Ok, I can’t walk an ACTUAL tight-rope, those people are crazy. But I am working on balancing my life. To be honest, sometimes I fall. It’s hard to balance everything in life. Family demands on one side conflict with job demands on the other. Financial responsibilities conflict with recreational desires. Economists call these sacrifices ‘opportunity costs’, or the cost of what you give up in order to get something else. You give up family time when you go to work. You give up the opportunity to ensure additional financial stability when you go on vacation. So how does one take all these factors in our lives and balance them all so each has a share, while keeping enough time for ourselves?
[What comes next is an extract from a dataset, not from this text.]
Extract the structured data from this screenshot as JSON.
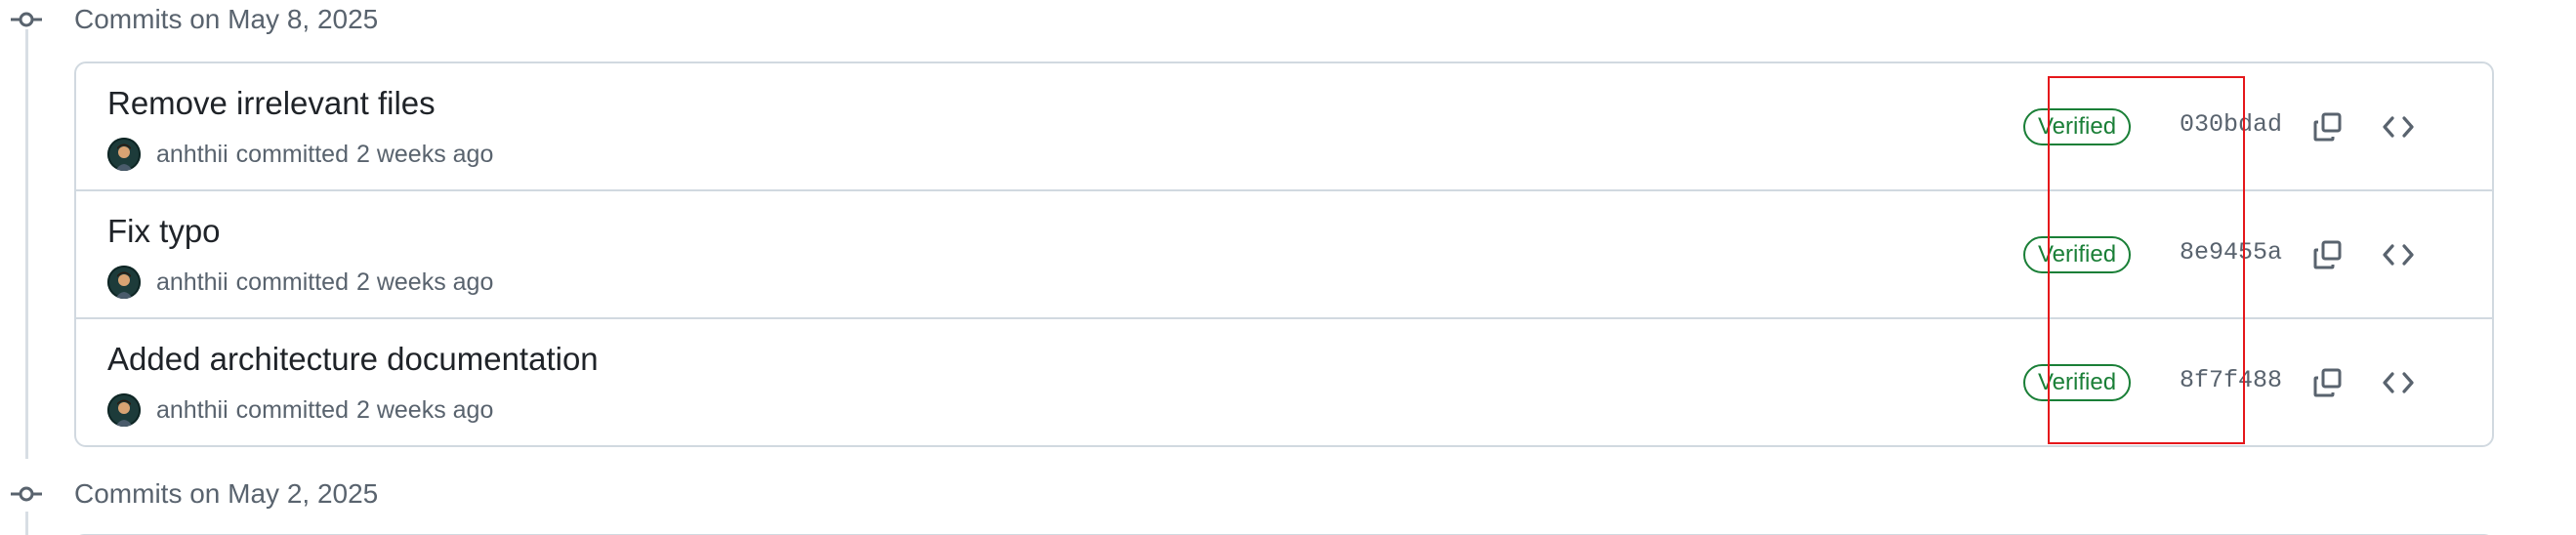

Everyone has struggles in life, things that step in the way of their goals or challenges to overcome while just doing this thing we call life, like an unexpected bill or illness, family emergency or sudden event obligation. What we each need to determine is our needs as a human being, a person of worth and value, to meet our needs so we can try to meet the needs of others. Abraham Maslow developed the “Hierarchy of Needs” in 1943 and I still feel this is relevant today. It all starts at the basic needs for survival all animals have, clothing and shelter for protection, food and water to consume, and air to breath. Next comes some less critical but still important needs like security; personal, financial, health and a safety net. Above that are things like social needs; friends, family, love and so on. My point is, given that every single person has these needs, we need to strike our own balance to meet them all. Life is chaotic enough on its own without us feeling out of balance or unable to meet all of our own goals. Feeling overwhelmed is a force of nature unto itself.

So many people just grow up with this habits instinctively developed, they don’t take the time to make themselves mentally aware of them to even consider that the habits they have aren’t balanced with other needs and should be tweaked for optimal happiness. So look at your needs, find your tipping points on all of them down to eating too much/not enough food or sleeping too long/little, and work on that tight rope act.